Einstein didn't prove Newton wrong; I'd like to assume you understand my meaning without a lot of explanation. Someday I think someone will come along that will make Einstein look like Newton. Today, even if a majority of people don't understant what F=ma means explicitly they understand it implicity. After 300 years I think the same would be understood of e=mc^2; even though by then the new Newton/Einstein would be 100 years old. Richard Feynman said "If you think you understand quantum mechanics, you don't understand quantum mechanics". Eventually 'Feynman' becomes a grade school insult.
Benny, I'm not being insulting here; just trying to appreciate the difference in approach. I'm comfortable with the human legacy of riding the asymptotic derivative curve towards ultimate truth; whereas you seem more comfortable assuming the end point and taking the integral under the curve and labeling it consciousness. If we reach the same point someday I will congratulate Herschel, Thomson, Rutherford, Chadwick, Neddermeyer, Higgs/CERN and their successors; whereas, you'll smuggly proclaim that Democritus knew it all along with no demonstration of the mechanism.
(February 4, 2015 at 5:25 am)bennyboy Wrote: I believe that the truth is at a border condition: to be found at whatever is under QM, or inside a black hole, or at the Big Bang. And I think that in those conditions, there are so many ambiguities and paradoxes that words probably cease to really mean anything. In other words, I think in those cases, you might come across something you COULD call God, but whether people would choose to do so would still come down to their semantic preferences.

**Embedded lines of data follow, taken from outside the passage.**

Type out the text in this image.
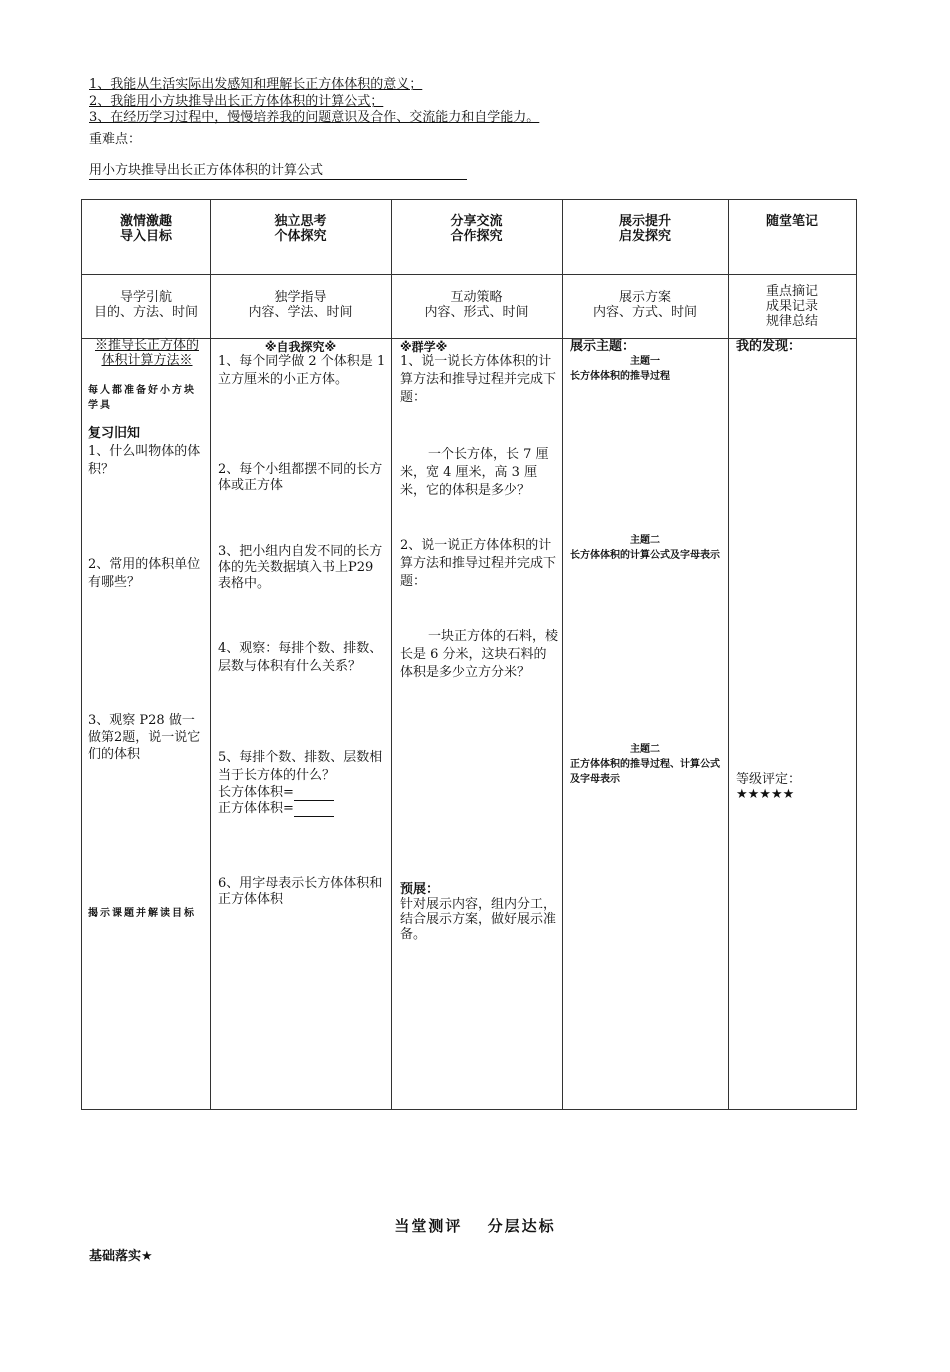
1、我能从生活实际出发感知和理解长正方体体积的意义；
2、我能用小方块推导出长正方体体积的计算公式；
3、在经历学习过程中，慢慢培养我的问题意识及合作、交流能力和自学能力。
重难点：
用小方块推导出长正方体体积的计算公式
激情激趣
导入目标
独立思考
个体探究
分享交流
合作探究
展示提升
启发探究
随堂笔记
导学引航
目的、方法、时间
独学指导
内容、学法、时间
互动策略
内容、形式、时间
展示方案
内容、方式、时间
重点摘记
成果记录
规律总结
※推导长正方体的体积计算方法※
每人都准备好小方块学具
复习旧知
1、什么叫物体的体积？
2、常用的体积单位有哪些？
3、观察 P28 做一做第2题，说一说它们的体积
揭示课题并解读目标
※自我探究※
1、每个同学做 2 个体积是 1 立方厘米的小正方体。
2、每个小组都摆不同的长方体或正方体
3、把小组内自发不同的长方体的先关数据填入书上P29 表格中。
4、观察：每排个数、排数、层数与体积有什么关系？
5、每排个数、排数、层数相当于长方体的什么？
长方体体积=
正方体体积=
6、用字母表示长方体体积和正方体体积
※群学※
1、说一说长方体体积的计算方法和推导过程并完成下题：
一个长方体，长 7 厘米，宽 4 厘米，高 3 厘米，它的体积是多少？
2、说一说正方体体积的计算方法和推导过程并完成下题：
一块正方体的石料，棱长是 6 分米，这块石料的体积是多少立方分米？
预展：
针对展示内容，组内分工，结合展示方案，做好展示准备。
展示主题：
主题一
长方体体积的推导过程
主题二
长方体体积的计算公式及字母表示
主题二
正方体体积的推导过程、计算公式及字母表示
我的发现：
等级评定：
★★★★★
当堂测评 分层达标
基础落实★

This calls to mind a quote from Anthony Leggett:
Quote:It may be somewhat dangerous to explain something one does not understand very well [the quantum measurement process] by invoking something [consciousness] one does not understand at all!
The reason this quote resonates with me has little to do with Leggett's authority (who the fuck is Leggett?), but that it applies to experts and laymen when considering the intersection of physics and philosophy.